When you decide to make a blog
Published June 2022 - Stephen Moore
Seems all the cool kids have a blog, so let's go make one of those!
First step of course is to figure out the technology because for me the point is less about actually writing posts and more about playing with my computer. I'm under no illusion I'll post to this with any kind of frequency. (or at all?)
Where to start
Obvious place to start is Hugo but I wanted to first see if there was anything out there that would give me some fancy WebGUI and so I spent quite a while hunting down a unicorn
There are things that exist for this purpose but they aren't particularly good. I imagine there's lots of really cool stuff on those backends, but the frontend is what I care about and they all had that feeling of a WYSIWYG in that it's only great if you're not familiar with a text editor, otherwise it's quite limiting and awkward
For example, take Netlify CMS which is nice in that it tries to also integrate with github so you still get the nice things we get from git. But it's UI doesn't add anything to what I get from writing html. Also I couldn't get it to work and it played a pattern I saw with several things where the template has so much stuff in it at varying levels of maturity that some of it is just broken
Plus that usual JS problem where you realise you need some feature in a version of something that is just plain incompatible with everything else
I was also hampered by trying to learn 5 new web technologies at the same time and cloning a random template and trying to change it is an awful way to learn something!
What I already had
Looking at the commit history for the code that sat on delfick.com I decided around June 2020 that I should probably revamp my resume. So I went on a Journey of making it so I could generate static html using webpack and react. What I made was pretty cool. I used yaml to have the content of the resume and then used react to turn that yaml into html and then webpack generated static HTML.
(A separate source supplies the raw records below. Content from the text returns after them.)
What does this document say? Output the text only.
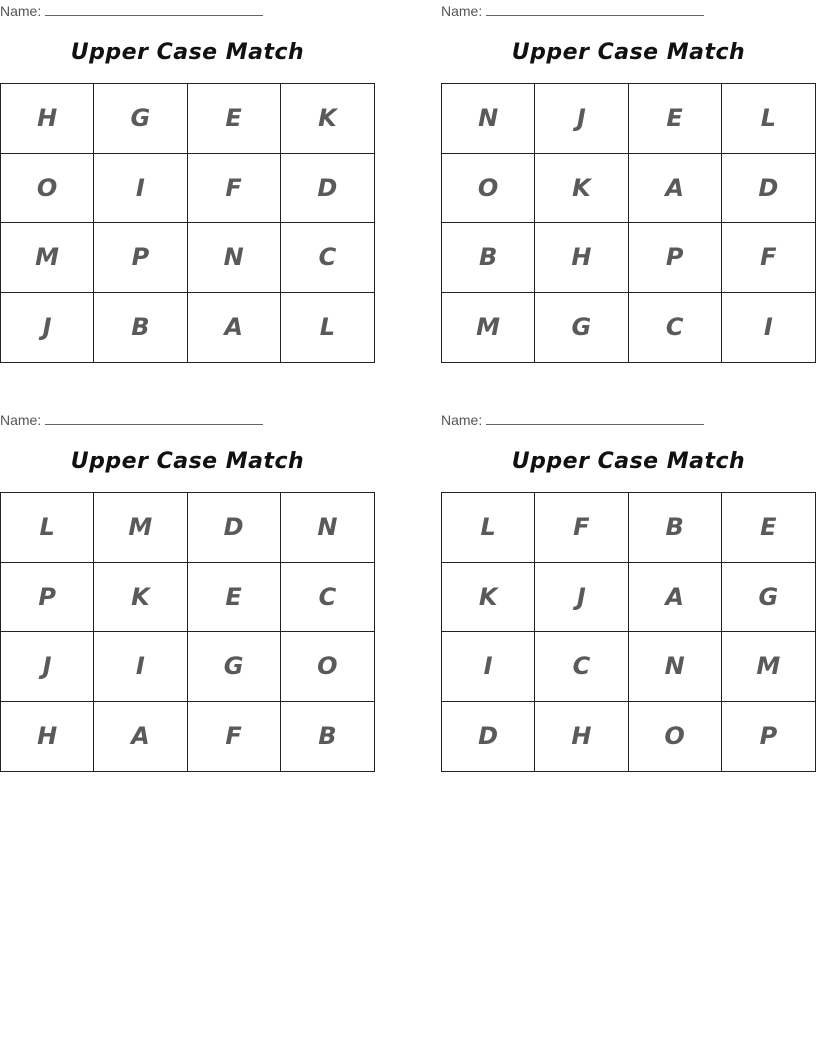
Name:
Upper Case Match
H	G	E	K
O	I	F	D
M	P	N	C
J	B	A	L
Name:
Upper Case Match
N	J	E	L
O	K	A	D
B	H	P	F
M	G	C	I
Name:
Upper Case Match
L	M	D	N
P	K	E	C
J	I	G	O
H	A	F	B
Name:
Upper Case Match
L	F	B	E
K	J	A	G
I	C	N	M
D	H	O	P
It wasn't till July 2021 that I actually went about writing that content, but it was very helpful to have the infrastructure there!
So When it came to writing a blog I decided to put that in a separate repo and then make netlify serve /blog as this new repo. This turned out to be way more annoying than I anticipated because the frameworks I was trying to make work really didn't like me trying to make it serve from /blog. But I did get it to work eventually.
I ended up using Svekyll which is a sveltekit project that behaves similar to Jekyll. At this point I hadn't come across svelte before, or tailwind, or vite and that was a bit much for me to take in all in one go.
So I ended up giving up on svekyll because I couldn't quite figure it out and I used svelte, vite and routify by themselves. On a side note, the tutorial for svelte is amazing. Instantly fell in love with svelte, it's incredible. After a while I started to struggle to make some things work (like SSR) and I was starting to write some rather hacky code and so I gave up on that and decided to convert it to sveltekit which took an entire day and was very worth it.
So what I have now is an absolute joy to work with and I get some very cool things like how well SSR and HMR works and how quickly netlify builds the production website.